Tavares saw his total remuneration reach 5.24 million euros ($5.9 million) for 2015, including his fixed and variable salary and long-term incentives, up from 2.75 million euros in 2014, according to the company's annual report.
The increase has sparked criticism in France with Finance Minister Michel Sapin calling it "harmful" and saying the two PSA board representatives of the French state, which owns 14 percent of the carmaker, voted against the increase.
Tavares said on Wednesday he did not think the increase would disrupt upcoming labor talks with PSA trade unions. Unions have criticized Tavares for accepting a pay increase while cutting thousands of jobs in France.
Valls called Tavares a "great leader," who had helped PSA return to profitability, but added: "the sentiment of not being connected to the reality experienced by the French people and staff, is a bad signal."
Tavares left competing carmaker Renault to take the top job at PSA in early 2014 and lead the Paris-based company’s efforts to return to profit.

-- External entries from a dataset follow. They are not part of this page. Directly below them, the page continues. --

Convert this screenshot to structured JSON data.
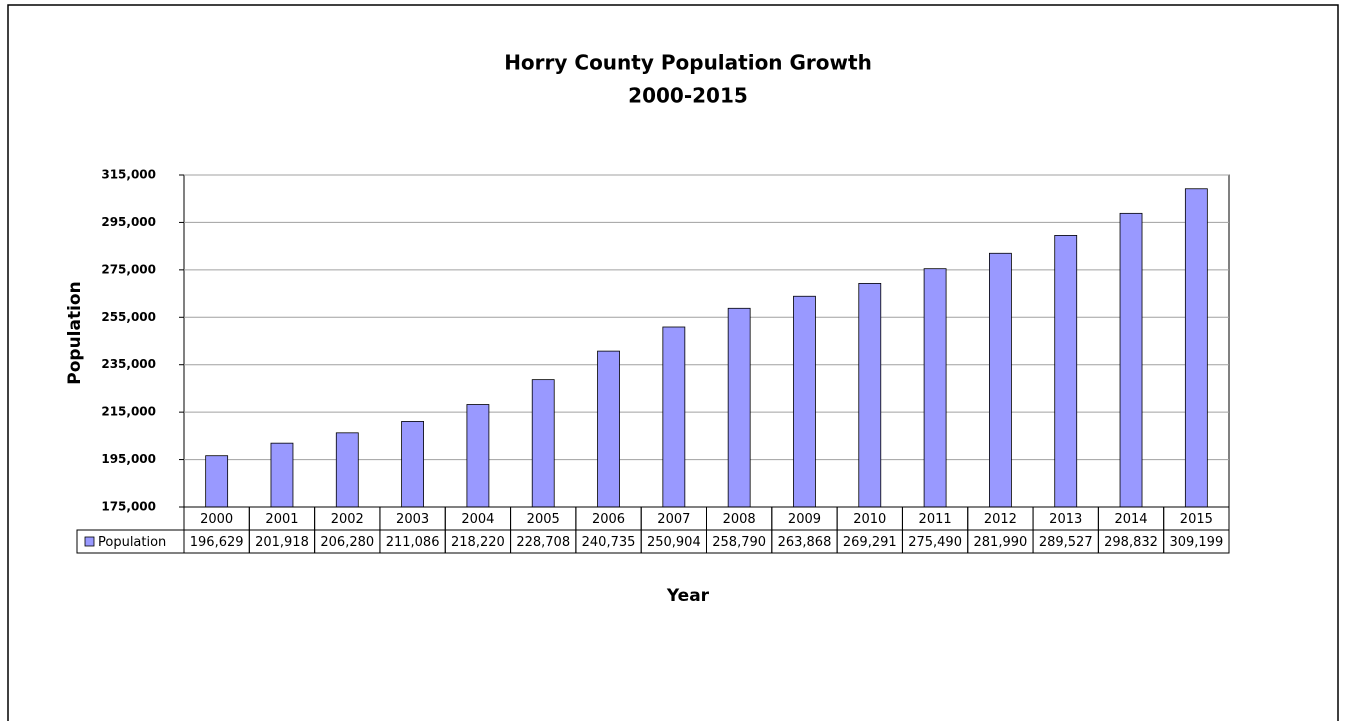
{
  "chart_data": {
    "type": "bar",
    "title": "Horry County Population Growth",
    "subtitle": "2000-2015",
    "x_label": "Year",
    "y_label": "Population",
    "categories": [
      "2000",
      "2001",
      "2002",
      "2003",
      "2004",
      "2005",
      "2006",
      "2007",
      "2008",
      "2009",
      "2010",
      "2011",
      "2012",
      "2013",
      "2014",
      "2015"
    ],
    "series": [
      {
        "name": "Population",
        "color": "#9999ff",
        "values": [
          196629,
          201918,
          206280,
          211086,
          218220,
          228708,
          240735,
          250904,
          258790,
          263868,
          269291,
          275490,
          281990,
          289527,
          298832,
          309199
        ],
        "value_labels": [
          "196,629",
          "201,918",
          "206,280",
          "211,086",
          "218,220",
          "228,708",
          "240,735",
          "250,904",
          "258,790",
          "263,868",
          "269,291",
          "275,490",
          "281,990",
          "289,527",
          "298,832",
          "309,199"
        ]
      }
    ],
    "ylim": [
      175000,
      315000
    ],
    "yticks": [
      {
        "value": 175000,
        "label": "175,000"
      },
      {
        "value": 195000,
        "label": "195,000"
      },
      {
        "value": 215000,
        "label": "215,000"
      },
      {
        "value": 235000,
        "label": "235,000"
      },
      {
        "value": 255000,
        "label": "255,000"
      },
      {
        "value": 275000,
        "label": "275,000"
      },
      {
        "value": 295000,
        "label": "295,000"
      },
      {
        "value": 315000,
        "label": "315,000"
      }
    ],
    "grid": true
  }
}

The turnaround included a bailout that involved stake sales to France and Chinese manufacturing partner Dongfeng Motor Corp.
PSA posted its first full-year profit in three years in 2014, and last year earnings at the automotive division amounted to 5 percent of revenue, more than double the 2 percent margin goal for 2018.
Ghosn, Zetsche paid more
Tavares “isn’t paid as much, if we compare him with other carmakers,” a PSA spokeswoman said. “The pay is linked to the performance of the group and its recovery.”
Tavares' total pay compares with remuneration of 7.25 million euros last year for Renault CEO Carlos Ghosn and 9.7 million euros for Daimler CEO Dieter Zetsche.
Top European automaker Volkswagen Group, which has yet to announce figures for 2015, paid then-CEO Martin Winterkorn 15.9 million euros two years ago.
France also owns a stake in Renault, and the state’s representatives on the board opposed Ghosn’s pay level, which held steady last year after almost tripling in 2014, for the past two years.